Lille: des collectionneurs d'arts dévoilent leurs trésors secrets

En principe, il ne peut pas dire quelles œuvres il a prêtées à l'exposition. Mais Filiep Libeert, un des collectionneurs de cette exposition au Tri Postal, ne résiste pas. "La main est à moi, mais aussi le ballon, de Kris Martin, incroyable ça". En parlant de ballon, il fait allusion à une vraie montgolfière de l'artiste belge Kris Martin. Mais qu'est-ce qui lui a plu dans cette œuvre ? "Pour moi, explique Filiep Libeert, cette œuvre c'est mille choses, mais c'est surtout l'ego de l'artiste qui est tellement grand que le bâtiment est trop petit pour lui".

Du contemporain

Dans cette exposition, il n’y a que des œuvres contemporaines. Les collectionneurs de Courtrai qui les ont prêtées n'achètent pratiquement que ça. Et ce qui les intéresse, c'est le côté subversif des pièces qu'ils achètent. Le concept donc plutôt que l'esthétique, quoique… Lieven et Chris Declerck, un couple de collectionneurs, racontent pourquoi ils ont acheté ces deux lavabos aux tuyaux d’évacuation entremêlés et intitulé "Mariage" des artistes danois Elmgreen & Dragset: "Vous connaissez le titre? Le mariage. On se trouve beau. Mais le problème est là, on ne parle pas le même langage. Nous l'avions mis dans notre salon mais maintenant on l'a remplacé par quelque chose d'autre".

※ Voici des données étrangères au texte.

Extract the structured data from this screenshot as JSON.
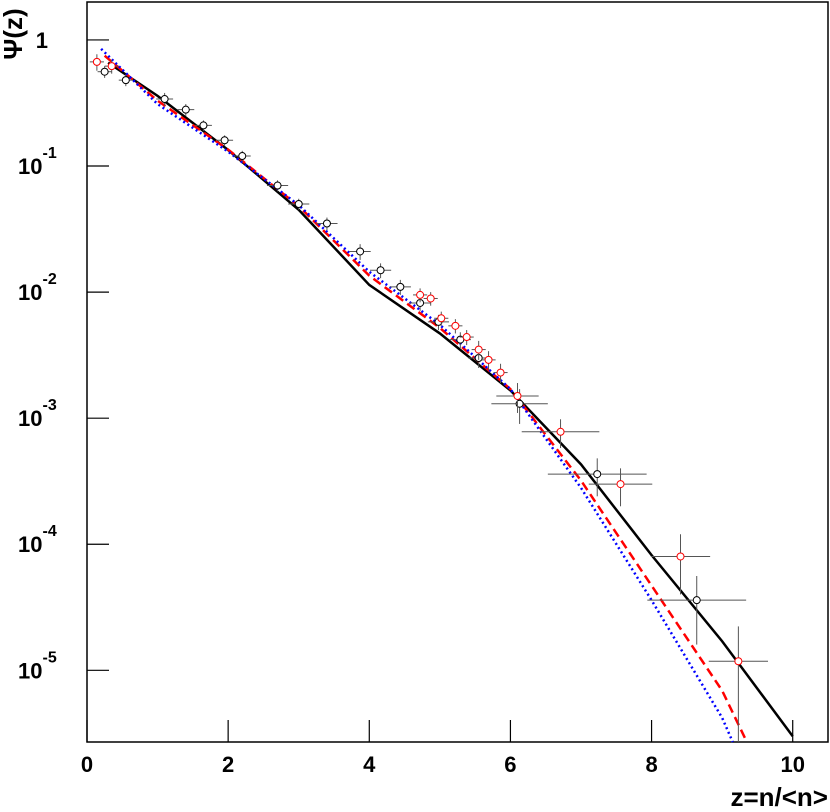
{
  "chart_data": {
    "type": "errorbar",
    "y_label": "Ψ(z)",
    "x_label": "z=n/<n>",
    "log_y": true,
    "xlim": [
      0,
      10.5
    ],
    "ylim": [
      2.7e-06,
      2
    ],
    "xticks": [
      0,
      2,
      4,
      6,
      8,
      10
    ],
    "yticks": [
      {
        "value": 1,
        "label": "1"
      },
      {
        "value": 0.1,
        "label": "10",
        "exponent": "-1"
      },
      {
        "value": 0.01,
        "label": "10",
        "exponent": "-2"
      },
      {
        "value": 0.001,
        "label": "10",
        "exponent": "-3"
      },
      {
        "value": 0.0001,
        "label": "10",
        "exponent": "-4"
      },
      {
        "value": 1e-05,
        "label": "10",
        "exponent": "-5"
      }
    ],
    "curves": [
      {
        "color": "#000000",
        "style": "solid",
        "x": [
          0.3,
          1,
          2,
          3,
          4,
          5,
          6,
          7,
          8,
          9,
          10
        ],
        "values": [
          0.66,
          0.36,
          0.134,
          0.045,
          0.0114,
          0.0047,
          0.00166,
          0.00043,
          8.2e-05,
          1.7e-05,
          3e-06
        ]
      },
      {
        "color": "#ff0000",
        "style": "dashed",
        "x": [
          0.25,
          1,
          2,
          3,
          4,
          5,
          6,
          7,
          8,
          9,
          9.35
        ],
        "values": [
          0.75,
          0.33,
          0.135,
          0.048,
          0.0135,
          0.0052,
          0.0017,
          0.00032,
          4.7e-05,
          6.9e-06,
          2.7e-06
        ]
      },
      {
        "color": "#0000ff",
        "style": "dotted",
        "x": [
          0.2,
          1,
          2,
          3,
          4,
          5,
          6,
          7,
          8,
          9,
          9.15
        ],
        "values": [
          0.85,
          0.31,
          0.13,
          0.049,
          0.0145,
          0.0055,
          0.0017,
          0.00028,
          3.6e-05,
          4.2e-06,
          2.7e-06
        ]
      }
    ],
    "points": [
      {
        "color": "#000000",
        "x": [
          0.25,
          0.55,
          1.1,
          1.4,
          1.65,
          1.95,
          2.2,
          2.7,
          3.0,
          3.4,
          3.87,
          4.16,
          4.44,
          4.72,
          4.98,
          5.29,
          5.55,
          6.13,
          7.23,
          8.64
        ],
        "xerr": [
          0.1,
          0.1,
          0.12,
          0.12,
          0.12,
          0.12,
          0.12,
          0.15,
          0.15,
          0.15,
          0.15,
          0.15,
          0.15,
          0.15,
          0.15,
          0.15,
          0.15,
          0.4,
          0.7,
          0.7
        ],
        "values": [
          0.56,
          0.48,
          0.34,
          0.28,
          0.21,
          0.16,
          0.12,
          0.07,
          0.05,
          0.035,
          0.021,
          0.0149,
          0.011,
          0.0082,
          0.0058,
          0.0042,
          0.003,
          0.0013,
          0.00036,
          3.6e-05
        ],
        "yerr": [
          0.06,
          0.05,
          0.04,
          0.03,
          0.02,
          0.015,
          0.012,
          0.007,
          0.005,
          0.004,
          0.003,
          0.002,
          0.0015,
          0.0011,
          0.0008,
          0.0006,
          0.0005,
          0.0004,
          0.00012,
          2e-05
        ]
      },
      {
        "color": "#ff0000",
        "x": [
          0.14,
          0.35,
          4.72,
          4.87,
          5.02,
          5.22,
          5.38,
          5.55,
          5.69,
          5.86,
          6.1,
          6.71,
          7.56,
          8.41,
          9.23
        ],
        "xerr": [
          0.1,
          0.1,
          0.1,
          0.1,
          0.1,
          0.1,
          0.1,
          0.1,
          0.1,
          0.1,
          0.3,
          0.55,
          0.45,
          0.42,
          0.42
        ],
        "values": [
          0.67,
          0.62,
          0.0095,
          0.0089,
          0.0062,
          0.0054,
          0.0044,
          0.0035,
          0.0029,
          0.0023,
          0.0015,
          0.00078,
          0.0003,
          8e-05,
          1.18e-05
        ],
        "yerr": [
          0.1,
          0.08,
          0.0012,
          0.0011,
          0.0008,
          0.0007,
          0.0006,
          0.0006,
          0.0005,
          0.0004,
          0.0004,
          0.0002,
          0.0001,
          4e-05,
          1.05e-05
        ]
      }
    ]
  }
}
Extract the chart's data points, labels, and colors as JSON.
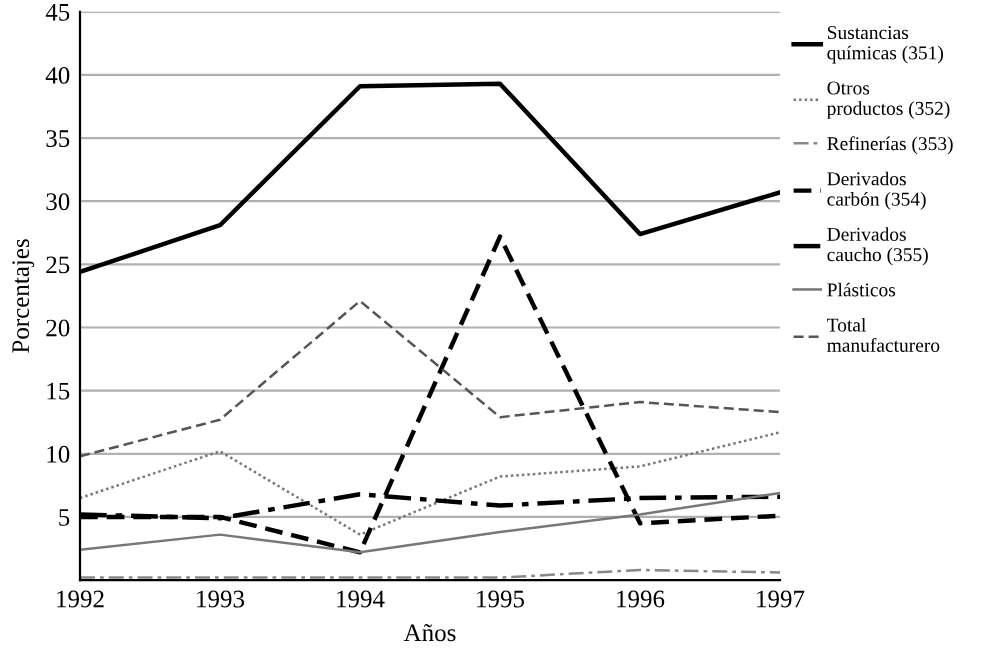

Ici, il y a de tout. Comme, par exemple, une installation très connue de l'Allemand Joseph Beuys  "I like America & America likes me". En 1974, il se met en scène dans une Amérique qui n'aime que ses héros. Il y a aussi cette photo de Madonna, prise par Bettina Rheims. La plupart de ces œuvres ont été acquises quand les artistes n'étaient pas encore très connus. Parce que plus tard, elles deviennent inabordables. Mais le sujet est tabou, c’est l’avis de Robert Devriendt, artiste belge : "C'est un peu tabou, oui, parce que l'art est cher...Les bonnes choses, les pierres précieuses, le bon vin, tout est cher". 

Filiep Libeert aussi s’exclame à propos de sa montgolfière : "Je préfère ne pas vous dévoiler son prix. Il est cher, oui, mais cet artiste n'est pas encore tellement connu. Il y a des tableaux ici qui valent des millions de dollars. Cette œuvre ne les vaut pas encore, mais j'espère qu'un jour elle vaudra beaucoup d'argent. Déjà elle vaut de l'argent".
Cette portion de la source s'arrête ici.